3/11/2008--On Sunday, 3/9/2008, Ann Rodgers, religion reporter for the Pittsburgh Post-Gazette, wrote a long front-page piece about the rise of “centrist evangelicals” in American life, specifically political life. Rodgers acknowledges that this right/left divide is a little misleading—in fact she quotes me to the effect that evangelicals over the past few years spearheaded American efforts to alleviate the AID’s crisis and poverty in general in Africa.
Rodgers notes that the Democratic Party had been hostile—some would say perceived as hostile, but I think hostile is the right word--to believers and that the Party now is taking steps to change its image. Furthermore, evangelical Christians are more likely to vote Democratic than they were four years ago. But, unlike most recent work in this area, Rodgers points out that this rapprochement cannot continue unless the Party either adopts different policy positions or is at least open to opposing perspectives. The main issue she mentions is abortion. Apparently, no matter how centrist believers become, they retain a strongly pro-life perspective. According to the story, believers do not see a pro-life position as inconsistent with care for the vulnerable, the poor, the environment and for peace.
Rodgers is not suggesting that a Democratic Party Presidential nominee would have to be pro-life to gain substantial numbers of evangelical votes. But such a nominee could not expect to gain those votes without some type of “give” on the abortion issue, even if that means efforts to render abortion rare and unnecessary.

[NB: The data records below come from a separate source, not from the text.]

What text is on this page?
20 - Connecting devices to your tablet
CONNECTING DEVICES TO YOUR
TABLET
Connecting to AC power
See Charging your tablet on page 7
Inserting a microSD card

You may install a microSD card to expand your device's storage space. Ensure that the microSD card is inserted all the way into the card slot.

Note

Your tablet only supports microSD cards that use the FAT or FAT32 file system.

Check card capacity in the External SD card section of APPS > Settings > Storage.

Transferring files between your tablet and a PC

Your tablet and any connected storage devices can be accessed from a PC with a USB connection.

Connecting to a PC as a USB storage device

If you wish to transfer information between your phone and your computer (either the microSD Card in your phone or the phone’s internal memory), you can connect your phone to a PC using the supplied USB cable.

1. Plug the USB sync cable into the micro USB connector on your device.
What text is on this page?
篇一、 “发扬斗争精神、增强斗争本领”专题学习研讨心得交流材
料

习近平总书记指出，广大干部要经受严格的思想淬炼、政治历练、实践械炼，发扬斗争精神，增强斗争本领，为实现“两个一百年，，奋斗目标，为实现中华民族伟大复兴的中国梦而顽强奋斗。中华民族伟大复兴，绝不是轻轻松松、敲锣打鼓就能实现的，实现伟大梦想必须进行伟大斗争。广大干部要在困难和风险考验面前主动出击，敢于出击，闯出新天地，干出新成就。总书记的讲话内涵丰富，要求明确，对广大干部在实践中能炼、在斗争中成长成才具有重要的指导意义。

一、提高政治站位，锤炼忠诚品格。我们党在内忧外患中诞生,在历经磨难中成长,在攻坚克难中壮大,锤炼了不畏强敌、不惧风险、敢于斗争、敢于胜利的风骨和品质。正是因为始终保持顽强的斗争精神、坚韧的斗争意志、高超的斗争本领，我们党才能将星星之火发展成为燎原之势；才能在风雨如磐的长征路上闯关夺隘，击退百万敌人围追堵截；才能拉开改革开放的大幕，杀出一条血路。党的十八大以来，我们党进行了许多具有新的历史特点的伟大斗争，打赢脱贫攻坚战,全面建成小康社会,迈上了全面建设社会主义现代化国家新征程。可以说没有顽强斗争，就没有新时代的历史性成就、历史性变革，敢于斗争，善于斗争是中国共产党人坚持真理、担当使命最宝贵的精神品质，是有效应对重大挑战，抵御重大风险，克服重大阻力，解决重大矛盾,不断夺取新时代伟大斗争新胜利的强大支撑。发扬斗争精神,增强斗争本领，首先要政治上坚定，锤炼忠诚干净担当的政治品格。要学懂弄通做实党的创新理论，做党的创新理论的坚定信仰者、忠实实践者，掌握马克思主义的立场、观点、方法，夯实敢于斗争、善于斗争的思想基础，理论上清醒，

What was most surprising about the article is that the issue of gay marriage received not a single mention. Rodgers is too good a reporter to have suppressed this concern on the part of her sources. I am left with the impression that gay marriage may not be the key issue for evangelical Christians that abortion is. If that is really the case, America may be closer to resolving its culture wars than I had dared to hope.